Ricky, who unlike everyone else, was entirely sober, had had an agonizing twenty-four hours worrying about Dommie. The thought of Drew in Rutshire cooling his heels, and no doubt warming his hands on Daisy’s welcoming body, did nothing to improve his temper. ‘I’m captaining this team, Hughie, so bugger off.’

‘You really prefer a slip of a girl to a fit very experienced nine-goal man?’

‘Yes,’ said Rupert evenly. ‘I’ve always been heterosexual.’

‘What, what! Don’t be flippant,’ exploded Hughie. ‘You can’t put in a girl against those thugs.’

‘Those thugs might back off a little because she is a girl,’ went on Rupert reasonably. ‘Now, really do bugger off, Hughie, and play Scrabble or have a hot tub with Mrs Hughie, I bet they didn’t have those in Singapore.’

Rupert, in fact, was reeling with relief. Assured of a third match, Venturer were likely to make a killing. The British and American sponsors were delighted Perdita was going to play. Such a beautiful, tempestuous, controversial figure would certainly pull in the crowds.

Next day Rupert flew to New York and, after five hours closeted with chief executives and vice presidents, managed to persuade NBS to cancel coverage of an ice hockey match and to transmit the match live instead of recording it for a later date. In England people could watch it if they got up at four o’clock in the morning or see an edited version the following evening. Rupert was considerably aided by the press who pointed out the piquancy of Perdita having to play against her ex-lover and who all showed close-ups of her crying in the stands as she watched the match.

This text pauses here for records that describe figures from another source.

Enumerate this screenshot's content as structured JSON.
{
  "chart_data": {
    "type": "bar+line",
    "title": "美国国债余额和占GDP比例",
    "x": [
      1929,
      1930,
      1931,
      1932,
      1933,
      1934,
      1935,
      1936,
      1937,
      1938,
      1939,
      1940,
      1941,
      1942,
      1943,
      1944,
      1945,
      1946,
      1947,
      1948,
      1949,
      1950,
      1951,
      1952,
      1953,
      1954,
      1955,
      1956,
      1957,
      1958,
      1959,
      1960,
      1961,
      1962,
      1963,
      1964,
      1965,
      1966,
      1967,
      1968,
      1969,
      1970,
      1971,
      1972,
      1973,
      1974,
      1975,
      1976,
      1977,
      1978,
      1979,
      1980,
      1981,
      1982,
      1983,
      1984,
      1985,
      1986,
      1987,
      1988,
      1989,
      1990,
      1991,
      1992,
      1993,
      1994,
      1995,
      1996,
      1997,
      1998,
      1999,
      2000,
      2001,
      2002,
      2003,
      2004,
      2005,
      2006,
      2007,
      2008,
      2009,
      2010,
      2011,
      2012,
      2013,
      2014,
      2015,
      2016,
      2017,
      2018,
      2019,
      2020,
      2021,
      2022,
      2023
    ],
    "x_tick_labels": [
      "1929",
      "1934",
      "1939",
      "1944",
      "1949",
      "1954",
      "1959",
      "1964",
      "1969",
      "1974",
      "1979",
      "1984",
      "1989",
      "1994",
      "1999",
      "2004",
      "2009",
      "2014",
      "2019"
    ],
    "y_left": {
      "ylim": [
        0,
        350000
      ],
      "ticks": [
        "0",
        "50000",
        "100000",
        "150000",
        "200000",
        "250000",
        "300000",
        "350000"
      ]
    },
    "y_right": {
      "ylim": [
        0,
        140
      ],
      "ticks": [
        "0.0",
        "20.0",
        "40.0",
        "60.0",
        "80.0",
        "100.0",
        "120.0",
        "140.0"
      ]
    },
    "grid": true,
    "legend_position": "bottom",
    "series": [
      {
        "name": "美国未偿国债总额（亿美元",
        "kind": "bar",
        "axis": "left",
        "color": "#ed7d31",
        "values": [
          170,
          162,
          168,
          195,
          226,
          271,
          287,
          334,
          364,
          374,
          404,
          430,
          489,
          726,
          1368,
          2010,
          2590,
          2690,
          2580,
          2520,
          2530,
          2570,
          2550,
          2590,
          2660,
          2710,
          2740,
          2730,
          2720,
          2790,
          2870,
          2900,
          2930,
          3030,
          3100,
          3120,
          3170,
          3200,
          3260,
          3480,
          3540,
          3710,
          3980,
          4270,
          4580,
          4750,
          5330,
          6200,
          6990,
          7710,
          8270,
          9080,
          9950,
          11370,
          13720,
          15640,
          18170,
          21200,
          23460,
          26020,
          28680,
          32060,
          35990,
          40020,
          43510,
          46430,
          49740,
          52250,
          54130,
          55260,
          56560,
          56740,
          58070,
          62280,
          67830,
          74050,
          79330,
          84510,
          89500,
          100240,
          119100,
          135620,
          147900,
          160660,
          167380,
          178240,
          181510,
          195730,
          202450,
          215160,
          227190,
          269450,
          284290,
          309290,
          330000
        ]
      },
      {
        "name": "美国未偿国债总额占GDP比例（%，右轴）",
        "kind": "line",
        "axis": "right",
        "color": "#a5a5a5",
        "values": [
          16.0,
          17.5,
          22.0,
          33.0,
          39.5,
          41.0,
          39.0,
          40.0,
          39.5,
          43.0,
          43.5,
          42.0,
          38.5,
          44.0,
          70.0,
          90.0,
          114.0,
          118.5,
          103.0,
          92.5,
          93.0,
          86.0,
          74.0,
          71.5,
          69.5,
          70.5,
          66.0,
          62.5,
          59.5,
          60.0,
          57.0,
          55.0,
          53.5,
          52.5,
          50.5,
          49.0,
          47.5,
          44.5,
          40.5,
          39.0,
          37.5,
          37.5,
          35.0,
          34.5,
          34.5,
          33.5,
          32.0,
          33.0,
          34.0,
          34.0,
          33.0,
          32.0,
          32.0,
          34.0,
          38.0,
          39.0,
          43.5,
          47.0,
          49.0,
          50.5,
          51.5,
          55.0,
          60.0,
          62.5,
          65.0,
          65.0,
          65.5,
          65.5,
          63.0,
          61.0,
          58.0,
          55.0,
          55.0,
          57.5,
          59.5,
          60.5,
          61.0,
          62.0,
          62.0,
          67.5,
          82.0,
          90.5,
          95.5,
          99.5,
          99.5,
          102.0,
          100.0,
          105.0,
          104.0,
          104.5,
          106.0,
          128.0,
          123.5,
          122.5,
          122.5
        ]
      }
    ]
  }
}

Still in love’ wrote The Scorpion in delight. ‘Rupert’s wife comforts grief-stricken Perdita as she sobs for Red the Rat.’

Bart, on the other hand, was in a towering rage that the Americans had lost the second match. Always on the hunt for a scapegoat, he blamed it entirely on Luke for not riding Dommie off. Red went even further. The morning after the match he rang Brad Dillon, the American team manager.

‘Can I speak to you in utter confidence?’

‘I guess so.’

‘My brother Luke’s been crazy about Perdita Macleod for years.’